Cette critique de la mythologie quasi-religieuse qui accompagne la profession n’est pas nouvelle. C’est déjà ce que disait le rapport de Derrida et Bouveresse, rappelant que la philosophie aussi est une discipline scolaire. C’est encore ce que dit l’ACIREPh depuis de nombreuses années. La philosophie n’est pas une initiation mystique dans laquelle aurait lieu quelques miraculeux « moments de grâce » pour quelques élèves entrant enfin dans le royaume de la pensée. C’est le lieu d’un enseignement suivant des normes rationnelles, discutables, et pour lequel la pédagogie et la didactique ont une contribution importante, et dont le public est la société toute entière, non quelques élus.

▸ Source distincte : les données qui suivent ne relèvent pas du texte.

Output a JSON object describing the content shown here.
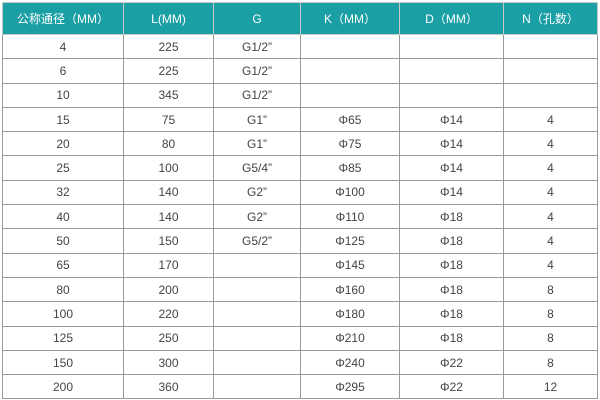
{
  "table": {
    "headers": [
      "公称通径（MM）",
      "L(MM)",
      "G",
      "K（MM）",
      "D（MM）",
      "N（孔数）"
    ],
    "rows": [
      [
        "4",
        "225",
        "G1/2”",
        "",
        "",
        ""
      ],
      [
        "6",
        "225",
        "G1/2”",
        "",
        "",
        ""
      ],
      [
        "10",
        "345",
        "G1/2”",
        "",
        "",
        ""
      ],
      [
        "15",
        "75",
        "G1”",
        "Φ65",
        "Φ14",
        "4"
      ],
      [
        "20",
        "80",
        "G1”",
        "Φ75",
        "Φ14",
        "4"
      ],
      [
        "25",
        "100",
        "G5/4”",
        "Φ85",
        "Φ14",
        "4"
      ],
      [
        "32",
        "140",
        "G2”",
        "Φ100",
        "Φ14",
        "4"
      ],
      [
        "40",
        "140",
        "G2”",
        "Φ110",
        "Φ18",
        "4"
      ],
      [
        "50",
        "150",
        "G5/2”",
        "Φ125",
        "Φ18",
        "4"
      ],
      [
        "65",
        "170",
        "",
        "Φ145",
        "Φ18",
        "4"
      ],
      [
        "80",
        "200",
        "",
        "Φ160",
        "Φ18",
        "8"
      ],
      [
        "100",
        "220",
        "",
        "Φ180",
        "Φ18",
        "8"
      ],
      [
        "125",
        "250",
        "",
        "Φ210",
        "Φ18",
        "8"
      ],
      [
        "150",
        "300",
        "",
        "Φ240",
        "Φ22",
        "8"
      ],
      [
        "200",
        "360",
        "",
        "Φ295",
        "Φ22",
        "12"
      ]
    ],
    "header_color": "#1a9fa5"
  }
}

Aussi paradoxal que cela paraisse, Santorin casse cette image religieuse de la profession, et participe à donner raison à la critique qu’en fait depuis longtemps l’ACIREPh. Mais pour Laurent Boyer, la perte des illusions ne conduit pas jusqu’à l’adhésion, car il continue de trouver dangereuse cette pente qui mène à la destruction d’un « artisanat de la correction » et à son remplacement par une « industrie de l’évaluation » (p. 111). Il nous semble voir ici un certain flottement argumentatif : c’est une chose de défendre l’idée qu’un enseignement repose sur des normes rationnelles, c’est autre chose de vouloir en faire une industrie. Enfin, le trope si courant opposant l’artisanat, forcément bon, et l’industrie, forcément mauvaise, mériterait aussi d’être questionné, tant lui aussi participe de ce conservatisme typique de l’idéologie souvent présente chez les professeurs de philosophie.
La suite du texte (chapitre VI) poursuit la critique de cette idéologie. Ironisant sur ses collègues de l’académie de Bordeaux qui ont enterré une copie papier pour protester contre le nouveau bac mis en place par le ministre Blanquer, l’auteur se demande si ce n’est pas avant tout la copie de « l’entre-soi » qui a été enterrée. Car il est évident que cette mystique est avant tout au service de la reproduction sociale et d’un habitus bourgeois dans le rapport au savoir, les moments de grâce étant évidemment plus nombreux avec les publics les plus favorisés. Nous ne pouvons que souscrire à une telle analyse.
Au fond, le livre très intéressant de Laurent Boyer porte sur le conservatisme : dans quelle mesure faut-il freiner la diffusion des innovations technologiques pour permettre aux esprits de s’y habituer et de les rendre vraiment productives plutôt que nuisibles ? Et dans quelle mesure les professeurs se représentent-ils leur mission comme la conservation d’un bien rare et précieux, qu’il faudrait protéger contre les attaques d’une société matérialiste et superficielle ? Santorin bouscule ces deux conservatismes, et ce n’est donc pas sans raisons que les professeurs de philosophie ont violemment protesté contre lui, et ont opposé des arguments aussi généraux, alors qu’il ne s’agissait en apparence que d’un outil dont le rôle est très spécifique. Qu’il faille prudemment faire le tri parmi ces raisons de protester, et que toutes ne soient pas légitimes, c’est ce qui paraîtra évident au lecteur une fois le livre refermé.